Arif Ibrahim Koto (Nyolong dari FB yang bersangkutan) |
Lima hari lalu (17/7), seorang sahabat nun di Pulau
Mentawai, Sumatera Barat (Sumbar), melayangkan sejumlah pertanyaan terkait
penghitungan angka kemiskinan kepada saya via Facebook.
Uda bermarga Koto kelahiran Medan, Sumatera Utara, itu minggu depan akan presentasi di depan Bupati Kepulauan Mentawai dan Kepala SPKD. Dia khawatir bakal dicecar sejumlah pertanyaan terkait kemiskinan oleh Pak Bupati dan kawan-kawannya.
Maklum, dia menjabat sebagai pelaksana tugas Kepala Seksi Neraca Wilayah dan Analisis Statistik (Nerwilis) di kantornya, BPS Kabupaten Kepulauan Mentawai, yang hampir saban hari diteror ancaman gempa dan tsunami itu. Tidak main-main, penghitungan Produk Domestik Regional Bruto (PDRB) dan Indikator Kesejahteraan Sosial (Inkesra) menjadi tanggungjawabnya.
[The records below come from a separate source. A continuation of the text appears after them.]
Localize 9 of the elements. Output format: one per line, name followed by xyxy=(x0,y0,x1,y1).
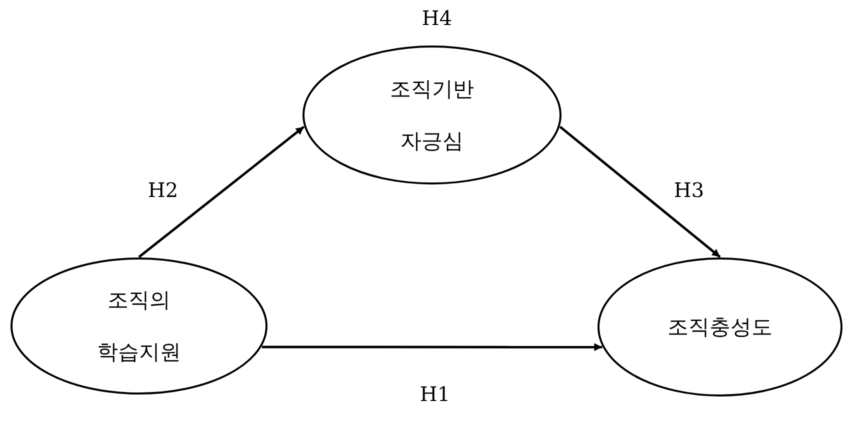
ellipse-node xyxy=(302,45,562,185)
node-label: 조직충성도 xyxy=(666,314,774,341)
arrow xyxy=(262,343,602,352)
node-label: 조직의 학습지원 xyxy=(96,287,182,366)
arrow xyxy=(559,126,721,258)
ellipse-node xyxy=(597,257,843,397)
node-label: 조직기반 자긍심 xyxy=(389,76,475,155)
ellipse-node xyxy=(10,257,268,395)
arrow xyxy=(138,126,305,258)
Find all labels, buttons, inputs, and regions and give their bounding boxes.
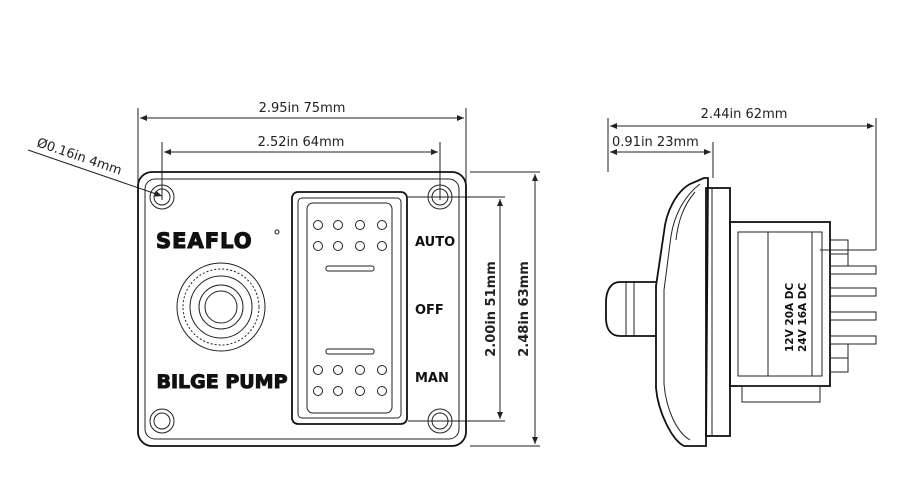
switch-dot — [355, 220, 365, 230]
width-overall-label: 2.95in 75mm — [259, 101, 346, 116]
mounting-hole-icon — [149, 408, 175, 434]
mounting-hole-icon — [427, 408, 453, 434]
switch-dot — [377, 241, 387, 251]
switch-body — [729, 221, 831, 387]
switch-dot — [313, 386, 323, 396]
mounting-flange — [705, 187, 731, 437]
position-label-auto: AUTO — [415, 235, 455, 250]
depth-overall-label: 2.44in 62mm — [701, 107, 788, 122]
position-label-man: MAN — [415, 371, 449, 386]
switch-dot — [355, 241, 365, 251]
panel-outline — [137, 171, 467, 447]
depth-front-label: 0.91in 23mm — [612, 135, 699, 150]
indicator-lens-icon — [605, 281, 656, 337]
hole-diameter-leader — [27, 149, 163, 197]
switch-dot — [377, 386, 387, 396]
switch-dot — [333, 386, 343, 396]
height-overall-label: 2.48in 63mm — [517, 261, 532, 357]
switch-dot — [355, 365, 365, 375]
height-switch-label: 2.00in 51mm — [484, 261, 499, 357]
switch-dot — [355, 386, 365, 396]
front-view: 2.95in 75mm 2.52in 64mm Ø0.16in 4mm 2.00… — [27, 101, 540, 447]
brand-logo: SEAFLO — [156, 229, 253, 253]
switch-dot — [313, 365, 323, 375]
switch-dot — [377, 220, 387, 230]
indicator-light-icon — [176, 262, 266, 352]
switch-dot — [333, 220, 343, 230]
hole-spacing-label: 2.52in 64mm — [258, 135, 345, 150]
switch-dot — [313, 220, 323, 230]
switch-dot — [313, 241, 323, 251]
side-view: 2.44in 62mm 0.91in 23mm 12V 20A DC 24V 1… — [605, 107, 877, 447]
rating-line-2: 24V 16A DC — [797, 282, 809, 352]
mounting-hole-icon — [427, 184, 453, 210]
position-label-off: OFF — [415, 303, 444, 318]
switch-dot — [333, 365, 343, 375]
rocker-switch — [291, 191, 408, 425]
bezel-outline — [655, 177, 709, 447]
switch-dot — [377, 365, 387, 375]
rating-line-1: 12V 20A DC — [784, 282, 796, 352]
terminal-pins — [829, 239, 877, 373]
panel-label: BILGE PUMP — [156, 371, 287, 393]
mounting-hole-icon — [149, 184, 175, 210]
switch-dot — [333, 241, 343, 251]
"Ane pegang Inkesra ama PDRB, boss...." seperti itu kalimat yang dia tuliskan dalam pesannya. Jujur, saya terkagum-kagum kala membacanya. Hebat nian kawan yang satu ini. Kecil-kecil sudah jadi pejabat dan presentasi di depan Pak Bupati pula.
Saya tidak bisa membayangkan, kawan yang tubuhnya, juga penampilannya mirip anak Sekolah Menengah Pertama (SMP) itu bakal presentasi di depan para pejabat Pemda. Jujur, saya yang saban hari hanya akrab dengan Mr.Xerox (mesin printer) betul-betul angkat topi dan harus berkata: “wow hebat banget gitu loh!”
Berikut adalah pertanyaan-pertanyaan yang dilayangkannya beserta jawabannya. Semoga, juga menjawab keingintahuan Anda terkait penghitungan angka kemiskinan, salah satu indikator statistik terseksi di BPS itu.
(1) Perbedaan antara Purchasing Power Parity (PPP) dan exchange rate itu gimana ya, boss? Yang digunakan sebagai garis kemiskinan (GK) kan dalam PPP, sedangkan orang awam menerjemahkan sebagai exchange rate (nilai tukar) kan?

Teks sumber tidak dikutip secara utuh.